8月のクアラルンプールは雨期のまっただ中です
雨期とはいっても始終雨が降る訳ではありません。日中はおだやかに晴れ,夕方にスコールがやってきます。湿度はやっぱり高いですが,体感気温は日本より涼しい位です。
時間になると街の何処からかコーランの祈りの声が聞こえてきます。何処からといいますか,至る所のスピーカーから大音声で鳴り響くのですが。
そんなクアラルンプールの中心部,プトラ国際貿易センター (PWTC) 駅のすぐ目の前,高級ホテルも入口が工事中で残念な Seri Pacific Hotelで第4回アジア野生動物医学会は開催されました。
ホストは UPM (University Putra Malaysia),マレーシア獣医学会 (Veterinary Association Malaysia; VAM) との共同開催です。
セッション Non-human Primates
東南アジアの人は冷房が大好きです。例に漏れず冷気冴え渡るNon-human Primatesの会場で,しかしディスカッションは熱く繰り広げられました。
準備された5題の中の3題は日本から,しかも全てSPDP会員でした。
◆予防衛生協会の片貝祐子さんは三日熱マラリアのヨザル感染実験で,発熱やサルの活動性と原虫の成長サイクルとの関連性を見事に考察していました。
◆後藤俊二さんは ニホンザルの骨髄性白血病症例を報告しました。病変は胸腔,腹腔内に多発性に認められ,その特徴的な増殖様式と腫瘍細胞のMyeloperoxidase 陽性所見から診断を下していらっしゃいました。これまで7例の報告があるのみで,会場からの質問にもありましたが,遺伝的な背景について興味が持たれます。
◆酪農学園大学の浅川満彦さんは,日本国内の施設で飼育されていたカニクイザルから検出された寄生虫を数例ご紹介下さいました。しかも2007年以降の事例です。
見つかった寄生虫は,条虫,肺吸虫,腸結節虫,糸状虫,舌虫でした。
腸結節虫が典型例である様に,多くの場合寄生虫は宿主に対して顕著な健康被害を与えるものではありませんが,これが研究用サルともなると免疫状態の変化を介して実験結果を左右しかねません。有効な駆虫薬が市販されていますので,検疫の時にしっかり見つけて駆除したいものです。
◆台湾の 国立屏東科技大学から台湾ザルで3例も発生したギラン-バレー症候群 (疑い例)の報告がありました。サルでは後躯麻痺が特徴的に顕われ,脳脊髄液の高タンパク含量と病理で末梢神経の脱髄所見が認められればこの病気を考える必要があります。なお報告された3例はいずれも雄でした。

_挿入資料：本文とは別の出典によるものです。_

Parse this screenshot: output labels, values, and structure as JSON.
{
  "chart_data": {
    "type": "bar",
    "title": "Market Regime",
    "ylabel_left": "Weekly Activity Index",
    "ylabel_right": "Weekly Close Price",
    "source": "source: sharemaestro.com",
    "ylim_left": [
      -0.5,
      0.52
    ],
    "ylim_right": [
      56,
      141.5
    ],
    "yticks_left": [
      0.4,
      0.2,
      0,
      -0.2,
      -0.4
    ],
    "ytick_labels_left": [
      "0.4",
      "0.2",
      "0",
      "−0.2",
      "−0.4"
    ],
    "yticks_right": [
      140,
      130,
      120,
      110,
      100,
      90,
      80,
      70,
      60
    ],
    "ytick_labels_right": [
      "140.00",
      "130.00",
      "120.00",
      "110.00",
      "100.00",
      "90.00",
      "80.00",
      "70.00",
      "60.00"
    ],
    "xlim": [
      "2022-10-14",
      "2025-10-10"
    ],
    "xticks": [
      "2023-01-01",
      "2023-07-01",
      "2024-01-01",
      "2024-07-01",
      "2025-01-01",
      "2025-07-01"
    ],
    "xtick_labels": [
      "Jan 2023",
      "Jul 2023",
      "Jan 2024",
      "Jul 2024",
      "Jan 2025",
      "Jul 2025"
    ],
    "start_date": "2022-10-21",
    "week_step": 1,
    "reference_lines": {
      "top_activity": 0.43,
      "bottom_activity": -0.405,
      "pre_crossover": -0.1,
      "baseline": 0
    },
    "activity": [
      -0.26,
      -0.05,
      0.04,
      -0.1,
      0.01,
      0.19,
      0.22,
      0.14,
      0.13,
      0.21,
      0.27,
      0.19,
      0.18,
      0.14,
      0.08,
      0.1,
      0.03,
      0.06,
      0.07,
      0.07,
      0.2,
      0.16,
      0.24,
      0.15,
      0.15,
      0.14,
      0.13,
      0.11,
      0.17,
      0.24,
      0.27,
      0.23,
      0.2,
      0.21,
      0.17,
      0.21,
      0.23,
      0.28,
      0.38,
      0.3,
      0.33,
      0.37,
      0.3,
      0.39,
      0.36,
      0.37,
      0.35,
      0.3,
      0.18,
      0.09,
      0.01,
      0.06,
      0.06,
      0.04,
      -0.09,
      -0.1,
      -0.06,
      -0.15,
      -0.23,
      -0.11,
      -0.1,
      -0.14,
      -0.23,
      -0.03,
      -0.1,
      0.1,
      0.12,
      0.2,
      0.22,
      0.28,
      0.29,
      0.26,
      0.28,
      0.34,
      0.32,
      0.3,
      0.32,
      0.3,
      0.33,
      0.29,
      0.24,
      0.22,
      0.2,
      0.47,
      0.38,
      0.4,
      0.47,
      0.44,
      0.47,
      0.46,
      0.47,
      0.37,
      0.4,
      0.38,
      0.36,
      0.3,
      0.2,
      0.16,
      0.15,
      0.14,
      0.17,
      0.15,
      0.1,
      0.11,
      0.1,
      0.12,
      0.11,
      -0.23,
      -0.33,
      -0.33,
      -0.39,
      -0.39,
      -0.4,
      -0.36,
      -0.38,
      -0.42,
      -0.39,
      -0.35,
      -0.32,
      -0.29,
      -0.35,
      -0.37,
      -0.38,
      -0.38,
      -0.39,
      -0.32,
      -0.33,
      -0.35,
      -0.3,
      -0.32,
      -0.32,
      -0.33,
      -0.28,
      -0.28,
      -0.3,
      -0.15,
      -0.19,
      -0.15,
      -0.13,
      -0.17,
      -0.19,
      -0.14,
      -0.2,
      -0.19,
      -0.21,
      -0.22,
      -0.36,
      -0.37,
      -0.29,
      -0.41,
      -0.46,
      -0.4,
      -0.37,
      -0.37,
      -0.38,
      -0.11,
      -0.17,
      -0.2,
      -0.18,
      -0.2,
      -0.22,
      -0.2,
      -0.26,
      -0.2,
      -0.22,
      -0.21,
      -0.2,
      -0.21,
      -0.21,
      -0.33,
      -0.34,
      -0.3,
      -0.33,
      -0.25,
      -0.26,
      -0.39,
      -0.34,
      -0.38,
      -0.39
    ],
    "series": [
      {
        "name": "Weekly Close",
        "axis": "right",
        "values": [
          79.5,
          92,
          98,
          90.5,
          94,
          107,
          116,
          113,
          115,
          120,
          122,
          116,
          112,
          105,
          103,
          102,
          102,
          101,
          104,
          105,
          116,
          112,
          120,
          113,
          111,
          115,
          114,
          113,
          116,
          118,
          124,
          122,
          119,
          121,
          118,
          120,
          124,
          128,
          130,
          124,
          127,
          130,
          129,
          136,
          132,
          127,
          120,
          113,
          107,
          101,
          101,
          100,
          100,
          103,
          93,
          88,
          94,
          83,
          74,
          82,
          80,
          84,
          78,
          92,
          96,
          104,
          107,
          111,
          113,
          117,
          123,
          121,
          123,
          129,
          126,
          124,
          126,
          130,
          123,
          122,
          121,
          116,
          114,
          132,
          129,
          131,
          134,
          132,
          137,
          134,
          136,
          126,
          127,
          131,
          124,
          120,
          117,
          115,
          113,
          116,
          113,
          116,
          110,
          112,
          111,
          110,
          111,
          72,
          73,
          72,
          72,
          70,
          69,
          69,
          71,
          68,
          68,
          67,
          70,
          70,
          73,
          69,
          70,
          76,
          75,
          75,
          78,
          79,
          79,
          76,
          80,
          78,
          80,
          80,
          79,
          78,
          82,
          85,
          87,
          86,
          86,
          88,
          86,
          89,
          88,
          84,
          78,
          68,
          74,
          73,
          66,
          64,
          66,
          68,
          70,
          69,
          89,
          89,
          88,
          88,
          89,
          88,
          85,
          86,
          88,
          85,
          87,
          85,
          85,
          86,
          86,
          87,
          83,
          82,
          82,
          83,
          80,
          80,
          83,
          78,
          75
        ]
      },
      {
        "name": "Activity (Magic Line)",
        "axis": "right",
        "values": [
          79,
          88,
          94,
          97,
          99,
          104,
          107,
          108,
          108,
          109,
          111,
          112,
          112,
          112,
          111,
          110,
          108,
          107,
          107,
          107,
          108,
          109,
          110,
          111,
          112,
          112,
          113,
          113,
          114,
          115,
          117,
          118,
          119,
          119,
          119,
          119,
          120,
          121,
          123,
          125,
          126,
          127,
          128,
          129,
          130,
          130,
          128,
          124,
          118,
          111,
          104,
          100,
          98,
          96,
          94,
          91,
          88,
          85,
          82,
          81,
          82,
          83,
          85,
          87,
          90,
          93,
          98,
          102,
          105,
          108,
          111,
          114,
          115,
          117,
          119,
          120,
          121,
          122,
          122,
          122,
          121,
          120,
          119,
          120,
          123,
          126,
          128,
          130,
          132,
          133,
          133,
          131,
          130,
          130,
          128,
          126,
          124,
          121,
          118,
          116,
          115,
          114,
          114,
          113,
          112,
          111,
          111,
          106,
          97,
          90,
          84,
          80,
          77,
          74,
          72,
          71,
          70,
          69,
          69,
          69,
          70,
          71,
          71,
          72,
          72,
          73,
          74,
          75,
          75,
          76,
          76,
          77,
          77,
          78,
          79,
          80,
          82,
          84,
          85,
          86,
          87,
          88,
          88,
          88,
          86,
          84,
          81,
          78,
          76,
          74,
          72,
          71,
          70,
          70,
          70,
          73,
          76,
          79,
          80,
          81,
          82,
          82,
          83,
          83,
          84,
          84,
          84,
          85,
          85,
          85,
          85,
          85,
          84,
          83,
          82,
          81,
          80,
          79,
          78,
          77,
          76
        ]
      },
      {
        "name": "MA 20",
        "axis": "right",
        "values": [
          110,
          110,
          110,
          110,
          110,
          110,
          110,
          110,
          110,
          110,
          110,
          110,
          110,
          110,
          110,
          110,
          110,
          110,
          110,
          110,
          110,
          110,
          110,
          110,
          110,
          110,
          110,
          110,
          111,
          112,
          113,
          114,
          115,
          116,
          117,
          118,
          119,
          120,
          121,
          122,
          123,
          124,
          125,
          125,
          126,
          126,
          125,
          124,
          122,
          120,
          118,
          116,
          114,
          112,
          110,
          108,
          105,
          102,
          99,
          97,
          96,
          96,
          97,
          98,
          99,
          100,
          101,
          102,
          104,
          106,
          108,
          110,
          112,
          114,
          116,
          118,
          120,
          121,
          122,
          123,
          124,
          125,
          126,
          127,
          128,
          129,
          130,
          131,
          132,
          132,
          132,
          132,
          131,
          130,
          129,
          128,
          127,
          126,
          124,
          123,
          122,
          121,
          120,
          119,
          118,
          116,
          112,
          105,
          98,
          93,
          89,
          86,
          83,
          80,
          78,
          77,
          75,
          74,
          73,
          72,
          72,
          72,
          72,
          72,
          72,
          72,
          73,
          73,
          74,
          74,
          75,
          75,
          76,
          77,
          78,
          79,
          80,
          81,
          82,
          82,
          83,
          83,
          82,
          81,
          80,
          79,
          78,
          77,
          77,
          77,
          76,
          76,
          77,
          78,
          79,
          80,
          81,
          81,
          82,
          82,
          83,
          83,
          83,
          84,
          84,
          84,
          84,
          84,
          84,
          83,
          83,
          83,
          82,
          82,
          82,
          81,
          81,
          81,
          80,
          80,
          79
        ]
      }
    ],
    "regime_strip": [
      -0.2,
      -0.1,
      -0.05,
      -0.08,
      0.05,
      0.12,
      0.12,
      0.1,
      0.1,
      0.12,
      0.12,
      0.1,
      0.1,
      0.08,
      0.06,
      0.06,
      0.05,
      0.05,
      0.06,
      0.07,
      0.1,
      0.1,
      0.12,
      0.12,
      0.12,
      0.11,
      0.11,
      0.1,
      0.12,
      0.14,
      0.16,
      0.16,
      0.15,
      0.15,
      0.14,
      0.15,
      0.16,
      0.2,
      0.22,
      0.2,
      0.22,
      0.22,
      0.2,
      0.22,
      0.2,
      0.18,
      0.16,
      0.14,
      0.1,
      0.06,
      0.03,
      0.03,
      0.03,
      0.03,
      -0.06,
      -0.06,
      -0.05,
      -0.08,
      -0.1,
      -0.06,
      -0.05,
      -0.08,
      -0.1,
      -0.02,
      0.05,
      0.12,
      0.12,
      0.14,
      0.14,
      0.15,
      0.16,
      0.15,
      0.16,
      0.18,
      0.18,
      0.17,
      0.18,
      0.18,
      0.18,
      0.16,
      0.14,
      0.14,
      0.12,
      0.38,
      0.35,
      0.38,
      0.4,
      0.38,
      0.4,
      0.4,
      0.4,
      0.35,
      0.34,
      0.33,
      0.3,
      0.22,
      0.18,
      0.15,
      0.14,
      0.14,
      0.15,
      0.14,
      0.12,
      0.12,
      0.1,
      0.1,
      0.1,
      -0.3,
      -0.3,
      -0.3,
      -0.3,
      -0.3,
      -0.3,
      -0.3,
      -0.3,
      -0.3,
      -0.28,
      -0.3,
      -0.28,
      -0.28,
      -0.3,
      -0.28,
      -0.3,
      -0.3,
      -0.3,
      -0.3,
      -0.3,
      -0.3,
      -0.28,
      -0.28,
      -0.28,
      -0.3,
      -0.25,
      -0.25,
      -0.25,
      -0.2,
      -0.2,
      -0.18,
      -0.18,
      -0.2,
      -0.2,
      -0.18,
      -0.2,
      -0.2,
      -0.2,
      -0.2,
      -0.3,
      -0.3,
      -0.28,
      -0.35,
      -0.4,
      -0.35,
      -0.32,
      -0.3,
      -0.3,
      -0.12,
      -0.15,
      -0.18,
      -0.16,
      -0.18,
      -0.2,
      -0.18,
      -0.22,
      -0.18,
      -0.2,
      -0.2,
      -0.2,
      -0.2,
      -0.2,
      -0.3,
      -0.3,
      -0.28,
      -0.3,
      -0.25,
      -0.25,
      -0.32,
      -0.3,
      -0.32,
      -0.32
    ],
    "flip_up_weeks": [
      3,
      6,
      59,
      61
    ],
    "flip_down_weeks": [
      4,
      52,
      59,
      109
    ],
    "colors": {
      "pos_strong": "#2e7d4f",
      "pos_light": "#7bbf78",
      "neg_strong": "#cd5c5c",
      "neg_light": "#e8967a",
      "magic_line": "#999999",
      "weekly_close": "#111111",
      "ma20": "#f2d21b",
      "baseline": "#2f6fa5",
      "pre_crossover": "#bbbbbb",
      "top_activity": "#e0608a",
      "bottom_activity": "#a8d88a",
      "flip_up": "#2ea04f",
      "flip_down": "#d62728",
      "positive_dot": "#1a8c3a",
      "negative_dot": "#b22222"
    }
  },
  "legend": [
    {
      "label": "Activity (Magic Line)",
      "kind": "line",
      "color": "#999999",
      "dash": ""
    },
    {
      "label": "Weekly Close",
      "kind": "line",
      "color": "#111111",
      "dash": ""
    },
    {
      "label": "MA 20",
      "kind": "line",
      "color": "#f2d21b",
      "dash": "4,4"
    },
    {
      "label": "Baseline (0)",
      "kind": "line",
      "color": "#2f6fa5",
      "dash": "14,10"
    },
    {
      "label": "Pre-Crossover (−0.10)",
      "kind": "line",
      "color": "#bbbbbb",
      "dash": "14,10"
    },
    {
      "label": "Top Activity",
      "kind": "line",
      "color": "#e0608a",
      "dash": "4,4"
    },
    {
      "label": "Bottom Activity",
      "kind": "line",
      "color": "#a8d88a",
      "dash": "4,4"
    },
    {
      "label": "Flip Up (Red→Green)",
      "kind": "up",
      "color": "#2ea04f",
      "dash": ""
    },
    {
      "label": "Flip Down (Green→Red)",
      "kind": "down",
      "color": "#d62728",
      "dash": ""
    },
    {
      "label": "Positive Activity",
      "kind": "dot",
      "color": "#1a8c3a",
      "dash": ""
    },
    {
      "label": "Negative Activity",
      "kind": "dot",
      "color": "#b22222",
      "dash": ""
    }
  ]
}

◆香港 Ocean Park Corporation のP. Martelliさんはマカクサルの繁殖コントロールに内視鏡による卵管摘除が有効であることを報告しました。雌を対象とした方が効果が確実な事,卵巣摘出に比較してサルへの生理的な影響がはるかに小さい事,従来の外科手術法に較べて侵襲が極めて小さい事がこの方法のメリットです。
アジアはサルのふるさとの一つです
野生動物の中でもサル類は数多くの研究や観察の対象となっています。
また,野生サルで見られる多くの疾病は実験用サルにも発生する危険があります。
これまでこの学会でサルのセッションを設けてきたことにより,日本国内では得られない多くの情報を手に入れ,海外のたくさんのサルのプロたちと交流を拡げてくることができました。
SPDPによるこの学会への援助は今年で一つの節目を迎えましたが,来年以降も何らかの形で協力をして行きたいと考えています。そしてSPDPのネットワークをさらに海外へ拡げたいと思います。
ネットワークといえば
アジアの経済発展には目を見張るものがありますが,その裏腹で動物たちの暮らす自然環境は人為的に変わってゆきます。実はヒト社会の経済的活性化と人獣共通感染症の発生は無関係ではないのです。SARS,高病原性インフルエンザ,エボラ出血熱やマールブルグ病もその発生や拡大の過程にヒトの活動が関わっています。
One World, One Healthの概念のもと,世界はその意思を一つにして悪化する事態に取り組まねばなりません。それにはまずアジアで最前線に立つ獣医師のネットワークづくりが必要です。今回の集会では,そのブレインストーミング会議がありました。
ネットワークづくりの協議は今後も継続されますので,新たに情報が入ったらお知らせします。
◆SPDPはサル関連の情報の中心を担うべく結成された研究会です。
皆様からの情報はどんな小さなものでも結構です。ぜひSPDPへお知らせ下さい。
そして次の集会は
2011年は第4回アジア野生動物保全ワークショップの開催となります。
場所: ネパール
主催者代表: Dr. I.P. Dhakal
Institute of Agriculture and Animal Science, Tribhuvan University
ヒマラヤの麓でお会いしましょう。